A decisão de suspender todas as atividades e a celebração eucarística, para seguir as indicações dos especialistas que recomendam o isolamento para frear o contágio e salvar a vida de muitos, foi tão fatigante quanto meritória.
Por outro lado, a modalidade como foi realizada merece alguma reflexão, porque nos ajuda a lançar luz sobre o que pensamos sobre a celebração eucarística e a própria Igreja.
Comecemos com a observação de que, na realidade, as celebrações não foram suspensas, mas, no máximo, continuam “a portas fechadas” ou “sem povo”. Essa escolha se baseia na ideia de que a Igreja não pode deixar de celebrar, mas, de fato, declara com extrema facilidade que, para celebrar, não é necessário reunir o povo, se isso não for possível por problemas graves. Os ministros se reúnem entre si (ou com alguns fiéis, para evitar, meritoriamente, celebrar sozinhos), e os institutos religiosos masculinos fecham as portas, realizando uma celebração privada.
Ninguém faria isso se não fosse forçado, concordo, mas o ponto é que pensamos que, embora em uma situação de emergência, isso pode ser feito.
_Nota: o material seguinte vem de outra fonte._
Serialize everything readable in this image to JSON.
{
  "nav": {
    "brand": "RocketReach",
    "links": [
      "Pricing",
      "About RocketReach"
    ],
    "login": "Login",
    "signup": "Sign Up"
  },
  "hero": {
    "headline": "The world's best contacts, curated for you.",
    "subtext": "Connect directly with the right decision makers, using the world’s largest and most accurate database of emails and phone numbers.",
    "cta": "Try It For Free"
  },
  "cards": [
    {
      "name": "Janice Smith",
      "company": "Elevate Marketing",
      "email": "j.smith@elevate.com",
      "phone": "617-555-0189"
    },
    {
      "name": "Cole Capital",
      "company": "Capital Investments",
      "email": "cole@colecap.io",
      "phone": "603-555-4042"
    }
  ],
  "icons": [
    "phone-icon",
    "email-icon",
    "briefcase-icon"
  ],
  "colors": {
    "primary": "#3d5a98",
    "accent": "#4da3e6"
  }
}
E é exatamente isso que deveria nos fazer refletir: talvez, em uma situação de emergência, revelamos aquilo que realmente somos, e é justo tentar ver isso.
Deveríamos saber muito bem que, quando celebramos a eucaristia, acima de tudo, reunimos o povo. Constitui-se uma assembleia, não predeterminada ou selecionada, mas convocada pelo Espírito: esta é a primeira matéria para poder, depois, celebrar. É preciso o povo convocado, antes que o pão e o vinho, e sem aquele não há eucaristia. O ministro que, de vez em quando, preside uma assembleia torna possível, com seu próprio ministério (imposição das mãos e oração), o gesto que a assembleia deve fazer (“tomai e comei”) para ser um só corpo (o corpo de Cristo tornado presente precisamente pelo “ser um” daqueles que comem o único pão). Não é preciso dizer que, se essa é a eucaristia, não é possível que ela seja celebrada se não é possível reunir o povo.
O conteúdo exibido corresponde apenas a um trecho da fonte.